Последние слова я почти выкрикиваю, у меня дрожат руки, и я стискиваю пальцы.
– Туча там вместе с Гномом была, её сначала прибить хотели, а потом не прибили, чтоб тоже наблюдать, и она говорит, её часто от него уводили и оставляли в какой-то комнате, и она просто сидела там. А когда возвращалась, у Гнома вид был такой, словно он нашкодил или еще чего, только она тогда не знала и теперь не знает, что это означало. Не знала она, как же, поверю я! Всё она знала, рыба мороженая, сама решила глаза закрыть, уши залепить, пасть не открывать! Лишь бы с ним дальше остаться! Селёдка чахлая! Ненавижу!
– Фто-о́й, – шипит сирена, и я понимаю, что она хочет спросить, не иначе как от злости понимаю.
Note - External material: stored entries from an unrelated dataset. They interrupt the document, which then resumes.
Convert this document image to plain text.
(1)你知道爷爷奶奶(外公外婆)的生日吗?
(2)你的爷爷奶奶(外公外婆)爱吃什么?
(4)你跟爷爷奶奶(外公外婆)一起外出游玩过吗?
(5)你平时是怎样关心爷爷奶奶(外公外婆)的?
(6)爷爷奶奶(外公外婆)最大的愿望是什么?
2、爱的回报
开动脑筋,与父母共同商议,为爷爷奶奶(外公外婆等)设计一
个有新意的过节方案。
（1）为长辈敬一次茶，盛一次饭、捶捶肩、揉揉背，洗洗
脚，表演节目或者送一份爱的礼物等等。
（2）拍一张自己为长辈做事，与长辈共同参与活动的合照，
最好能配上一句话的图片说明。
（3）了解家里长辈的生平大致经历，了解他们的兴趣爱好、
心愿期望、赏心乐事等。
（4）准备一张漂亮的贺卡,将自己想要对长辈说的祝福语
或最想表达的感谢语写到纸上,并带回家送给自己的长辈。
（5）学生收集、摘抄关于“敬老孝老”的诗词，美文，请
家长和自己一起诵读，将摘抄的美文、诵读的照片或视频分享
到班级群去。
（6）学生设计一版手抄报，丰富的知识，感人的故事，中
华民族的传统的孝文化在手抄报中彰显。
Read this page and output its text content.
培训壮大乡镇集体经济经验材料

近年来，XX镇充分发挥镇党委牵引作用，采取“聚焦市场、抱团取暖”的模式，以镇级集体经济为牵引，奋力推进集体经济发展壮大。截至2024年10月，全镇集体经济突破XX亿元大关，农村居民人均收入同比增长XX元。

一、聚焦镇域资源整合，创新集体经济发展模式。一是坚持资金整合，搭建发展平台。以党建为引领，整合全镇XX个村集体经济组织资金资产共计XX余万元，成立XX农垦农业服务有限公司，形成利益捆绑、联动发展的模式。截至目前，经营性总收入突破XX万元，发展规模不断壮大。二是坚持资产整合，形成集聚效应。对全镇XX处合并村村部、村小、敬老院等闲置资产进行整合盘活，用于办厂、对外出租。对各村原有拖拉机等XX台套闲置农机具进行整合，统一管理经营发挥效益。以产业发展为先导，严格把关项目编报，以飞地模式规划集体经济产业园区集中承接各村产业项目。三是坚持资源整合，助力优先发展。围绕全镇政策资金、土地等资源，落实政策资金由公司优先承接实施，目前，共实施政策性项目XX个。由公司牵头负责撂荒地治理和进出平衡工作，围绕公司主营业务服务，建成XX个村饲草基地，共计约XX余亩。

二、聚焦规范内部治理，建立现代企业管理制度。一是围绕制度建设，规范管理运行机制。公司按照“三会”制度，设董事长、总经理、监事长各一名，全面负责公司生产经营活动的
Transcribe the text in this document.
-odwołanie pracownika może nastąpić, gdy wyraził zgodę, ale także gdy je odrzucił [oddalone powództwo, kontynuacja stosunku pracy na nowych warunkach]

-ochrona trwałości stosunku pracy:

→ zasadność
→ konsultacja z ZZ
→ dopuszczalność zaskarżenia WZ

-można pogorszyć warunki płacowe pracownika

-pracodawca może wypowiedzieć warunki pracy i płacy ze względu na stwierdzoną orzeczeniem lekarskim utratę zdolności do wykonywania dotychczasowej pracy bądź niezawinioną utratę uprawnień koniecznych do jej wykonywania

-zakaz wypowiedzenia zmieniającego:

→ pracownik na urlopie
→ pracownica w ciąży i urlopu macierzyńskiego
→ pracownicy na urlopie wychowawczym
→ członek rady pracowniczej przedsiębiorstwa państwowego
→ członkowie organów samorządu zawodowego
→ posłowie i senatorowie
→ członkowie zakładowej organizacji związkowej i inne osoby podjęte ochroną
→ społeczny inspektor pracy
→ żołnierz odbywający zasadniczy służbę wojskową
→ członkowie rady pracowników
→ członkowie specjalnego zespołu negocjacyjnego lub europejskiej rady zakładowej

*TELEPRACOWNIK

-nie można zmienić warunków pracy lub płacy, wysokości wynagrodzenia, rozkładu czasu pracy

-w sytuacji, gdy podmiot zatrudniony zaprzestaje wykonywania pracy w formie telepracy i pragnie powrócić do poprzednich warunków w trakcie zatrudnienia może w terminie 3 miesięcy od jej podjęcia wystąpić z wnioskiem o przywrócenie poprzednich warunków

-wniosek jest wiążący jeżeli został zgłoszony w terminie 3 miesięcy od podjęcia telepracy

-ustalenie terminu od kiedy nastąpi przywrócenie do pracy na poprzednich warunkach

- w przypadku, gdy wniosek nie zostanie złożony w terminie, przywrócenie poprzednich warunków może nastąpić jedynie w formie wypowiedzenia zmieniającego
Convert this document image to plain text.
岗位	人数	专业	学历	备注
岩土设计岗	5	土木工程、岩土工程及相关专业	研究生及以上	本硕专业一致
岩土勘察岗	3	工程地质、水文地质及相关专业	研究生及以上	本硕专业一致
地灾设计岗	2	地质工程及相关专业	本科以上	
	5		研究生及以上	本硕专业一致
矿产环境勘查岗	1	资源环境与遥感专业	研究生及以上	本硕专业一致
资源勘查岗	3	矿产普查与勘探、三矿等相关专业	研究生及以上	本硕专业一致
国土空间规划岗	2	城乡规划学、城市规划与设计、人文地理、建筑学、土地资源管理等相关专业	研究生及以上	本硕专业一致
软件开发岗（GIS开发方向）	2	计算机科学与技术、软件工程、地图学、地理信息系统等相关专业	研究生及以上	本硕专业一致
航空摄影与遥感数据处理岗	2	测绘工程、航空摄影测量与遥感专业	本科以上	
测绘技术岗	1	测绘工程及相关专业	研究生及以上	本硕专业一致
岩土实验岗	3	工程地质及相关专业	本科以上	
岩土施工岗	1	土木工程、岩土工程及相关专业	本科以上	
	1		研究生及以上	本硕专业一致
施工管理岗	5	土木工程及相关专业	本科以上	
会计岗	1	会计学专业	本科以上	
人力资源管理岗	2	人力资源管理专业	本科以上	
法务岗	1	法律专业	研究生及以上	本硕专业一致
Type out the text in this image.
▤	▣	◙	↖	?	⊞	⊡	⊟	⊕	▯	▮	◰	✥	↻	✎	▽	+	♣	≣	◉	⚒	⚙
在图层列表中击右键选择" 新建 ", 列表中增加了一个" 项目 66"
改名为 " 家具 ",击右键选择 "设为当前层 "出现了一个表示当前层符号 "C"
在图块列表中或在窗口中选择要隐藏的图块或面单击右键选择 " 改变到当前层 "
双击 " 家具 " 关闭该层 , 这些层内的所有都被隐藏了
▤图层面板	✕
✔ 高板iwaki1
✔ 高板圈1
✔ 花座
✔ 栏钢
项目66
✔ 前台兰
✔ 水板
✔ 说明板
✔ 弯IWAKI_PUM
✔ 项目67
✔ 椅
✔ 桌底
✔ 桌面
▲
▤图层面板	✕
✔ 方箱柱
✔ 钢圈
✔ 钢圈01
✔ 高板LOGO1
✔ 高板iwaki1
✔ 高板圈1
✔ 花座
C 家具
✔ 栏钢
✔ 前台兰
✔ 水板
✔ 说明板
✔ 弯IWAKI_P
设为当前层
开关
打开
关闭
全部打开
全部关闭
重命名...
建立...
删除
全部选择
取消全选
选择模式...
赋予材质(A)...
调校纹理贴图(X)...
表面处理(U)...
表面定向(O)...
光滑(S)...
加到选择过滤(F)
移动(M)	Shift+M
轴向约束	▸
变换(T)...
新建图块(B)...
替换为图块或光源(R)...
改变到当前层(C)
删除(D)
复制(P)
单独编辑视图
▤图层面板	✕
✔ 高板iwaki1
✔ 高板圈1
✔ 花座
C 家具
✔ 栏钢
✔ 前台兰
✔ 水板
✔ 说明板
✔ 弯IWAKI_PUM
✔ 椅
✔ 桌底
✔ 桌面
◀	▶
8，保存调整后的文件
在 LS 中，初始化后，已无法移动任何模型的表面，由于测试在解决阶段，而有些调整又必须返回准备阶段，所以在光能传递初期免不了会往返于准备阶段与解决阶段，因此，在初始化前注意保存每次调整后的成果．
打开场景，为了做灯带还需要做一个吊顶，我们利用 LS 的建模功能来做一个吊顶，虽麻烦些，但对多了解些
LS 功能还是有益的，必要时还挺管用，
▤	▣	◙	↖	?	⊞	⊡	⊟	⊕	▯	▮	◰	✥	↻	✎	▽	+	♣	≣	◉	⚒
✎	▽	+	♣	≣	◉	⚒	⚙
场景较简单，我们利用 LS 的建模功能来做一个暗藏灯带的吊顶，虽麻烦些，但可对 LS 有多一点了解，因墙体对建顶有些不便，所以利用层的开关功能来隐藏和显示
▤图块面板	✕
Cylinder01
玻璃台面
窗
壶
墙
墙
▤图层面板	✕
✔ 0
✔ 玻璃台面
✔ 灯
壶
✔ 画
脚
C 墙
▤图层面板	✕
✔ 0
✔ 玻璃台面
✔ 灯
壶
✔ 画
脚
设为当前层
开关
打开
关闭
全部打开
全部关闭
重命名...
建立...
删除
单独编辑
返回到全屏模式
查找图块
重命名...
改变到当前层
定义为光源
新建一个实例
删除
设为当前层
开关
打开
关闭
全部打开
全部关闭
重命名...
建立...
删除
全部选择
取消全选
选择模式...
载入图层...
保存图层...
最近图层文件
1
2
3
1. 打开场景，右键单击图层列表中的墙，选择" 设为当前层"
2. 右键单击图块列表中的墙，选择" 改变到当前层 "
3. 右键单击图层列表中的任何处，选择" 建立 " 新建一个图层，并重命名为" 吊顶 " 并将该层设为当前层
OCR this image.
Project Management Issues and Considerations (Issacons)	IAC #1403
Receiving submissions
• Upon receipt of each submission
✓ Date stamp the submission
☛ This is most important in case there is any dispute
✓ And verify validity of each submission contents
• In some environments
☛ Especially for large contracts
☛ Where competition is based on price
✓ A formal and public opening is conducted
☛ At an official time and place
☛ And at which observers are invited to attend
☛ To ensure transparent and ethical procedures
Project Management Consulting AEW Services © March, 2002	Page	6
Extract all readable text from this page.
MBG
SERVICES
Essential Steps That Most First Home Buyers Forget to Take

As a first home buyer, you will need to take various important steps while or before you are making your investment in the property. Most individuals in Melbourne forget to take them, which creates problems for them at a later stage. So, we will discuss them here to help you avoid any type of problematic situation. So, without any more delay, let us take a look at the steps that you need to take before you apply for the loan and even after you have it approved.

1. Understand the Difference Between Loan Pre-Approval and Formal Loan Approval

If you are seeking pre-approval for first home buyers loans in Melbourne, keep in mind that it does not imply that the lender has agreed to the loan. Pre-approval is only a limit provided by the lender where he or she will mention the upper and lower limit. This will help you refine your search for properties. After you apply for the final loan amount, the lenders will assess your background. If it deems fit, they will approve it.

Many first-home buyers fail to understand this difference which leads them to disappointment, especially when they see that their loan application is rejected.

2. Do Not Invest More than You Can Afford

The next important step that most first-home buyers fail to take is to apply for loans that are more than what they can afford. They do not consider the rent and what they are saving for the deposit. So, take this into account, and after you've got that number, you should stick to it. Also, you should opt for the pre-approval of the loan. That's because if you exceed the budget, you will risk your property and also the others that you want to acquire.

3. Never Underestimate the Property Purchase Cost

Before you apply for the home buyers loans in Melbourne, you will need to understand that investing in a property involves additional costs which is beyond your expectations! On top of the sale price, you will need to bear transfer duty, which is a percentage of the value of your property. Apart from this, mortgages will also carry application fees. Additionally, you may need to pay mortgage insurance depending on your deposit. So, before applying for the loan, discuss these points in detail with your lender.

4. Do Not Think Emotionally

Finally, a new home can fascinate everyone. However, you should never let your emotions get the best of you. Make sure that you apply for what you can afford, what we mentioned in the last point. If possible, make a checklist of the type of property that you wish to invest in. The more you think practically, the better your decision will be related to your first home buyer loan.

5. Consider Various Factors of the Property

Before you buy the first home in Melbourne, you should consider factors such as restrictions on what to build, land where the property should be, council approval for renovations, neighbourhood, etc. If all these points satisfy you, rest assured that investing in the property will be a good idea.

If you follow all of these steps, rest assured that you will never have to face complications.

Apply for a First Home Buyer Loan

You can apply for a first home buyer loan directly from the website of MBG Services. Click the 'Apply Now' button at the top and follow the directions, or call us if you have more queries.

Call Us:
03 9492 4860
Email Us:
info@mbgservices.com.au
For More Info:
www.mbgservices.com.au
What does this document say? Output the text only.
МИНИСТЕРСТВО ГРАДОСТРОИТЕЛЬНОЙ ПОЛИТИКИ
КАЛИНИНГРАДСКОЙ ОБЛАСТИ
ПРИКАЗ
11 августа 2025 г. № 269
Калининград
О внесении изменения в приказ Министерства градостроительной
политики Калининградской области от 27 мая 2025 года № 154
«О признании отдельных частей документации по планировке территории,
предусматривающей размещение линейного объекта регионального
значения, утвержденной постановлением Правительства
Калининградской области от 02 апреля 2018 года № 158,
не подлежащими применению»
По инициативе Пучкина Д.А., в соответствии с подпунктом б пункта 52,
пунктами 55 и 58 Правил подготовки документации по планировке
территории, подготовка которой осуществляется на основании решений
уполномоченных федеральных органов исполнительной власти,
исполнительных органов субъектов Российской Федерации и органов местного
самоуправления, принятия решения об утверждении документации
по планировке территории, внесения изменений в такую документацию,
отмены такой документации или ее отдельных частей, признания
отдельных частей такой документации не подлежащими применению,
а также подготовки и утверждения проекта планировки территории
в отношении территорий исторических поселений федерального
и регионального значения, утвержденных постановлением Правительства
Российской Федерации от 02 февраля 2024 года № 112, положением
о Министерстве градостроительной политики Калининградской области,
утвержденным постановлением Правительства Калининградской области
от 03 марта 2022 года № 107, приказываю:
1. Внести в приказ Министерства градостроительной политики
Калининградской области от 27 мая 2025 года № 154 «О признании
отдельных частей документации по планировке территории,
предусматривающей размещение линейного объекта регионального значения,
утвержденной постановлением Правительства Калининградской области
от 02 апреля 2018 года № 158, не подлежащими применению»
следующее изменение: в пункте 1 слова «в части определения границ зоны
– Второй, Накер… с ним не всё ясно. – Тру лоб и обнаруживаю, что он в испарине. Пальцы у меня еще дрожат. – Они не очень-то говорить хотели, бабы эти, но ведут себя странно, вот чего. Будто виноваты, будто боятся меня. Клянутся, что Накер про это не знал, а сами глаза отводят. Что-то здесь не то.
– Дел-ла тфа-ай, – скалится сирена.
– Нет уж, – я опять повышаю голос. – Сама ты тварь, то есть творина. А мы наученные, а не созданные, ясно тебе? Хмурей они хотели наделать, деревяшки эти, хмурей, а никаких не творин… то есть хотят, а не хотели, нет, теперь, выходит, Псина хочет, а чего деревяшки хотят – теперь уже плевать. Только как можно наделывать хмурей, если мы этому научились, а не уродились какими-то особыми? Тьфу ты, как всё мудрёно наверчено, не разберёшь! Но вот потому Псина и уговорил нас вернуться к испытарию, найти баб, которые разбежались оттуда, потому и возится с ними… Если они от Накера брюхатые, я их всех перетоплю, ясно? Но я этого не знаю еще. И не знаю, почему варчихи из испытария с нами не пошли.
– Тфа-ай, – сирена широко разевает рот, словно что-то заглатывая, и показывает мне длинный язык.
– Да бабка твоя – тварь! – ору я. – И кошка! И черепаха ездовая! А мы – хмури, ясно тебе, килька патлатая?!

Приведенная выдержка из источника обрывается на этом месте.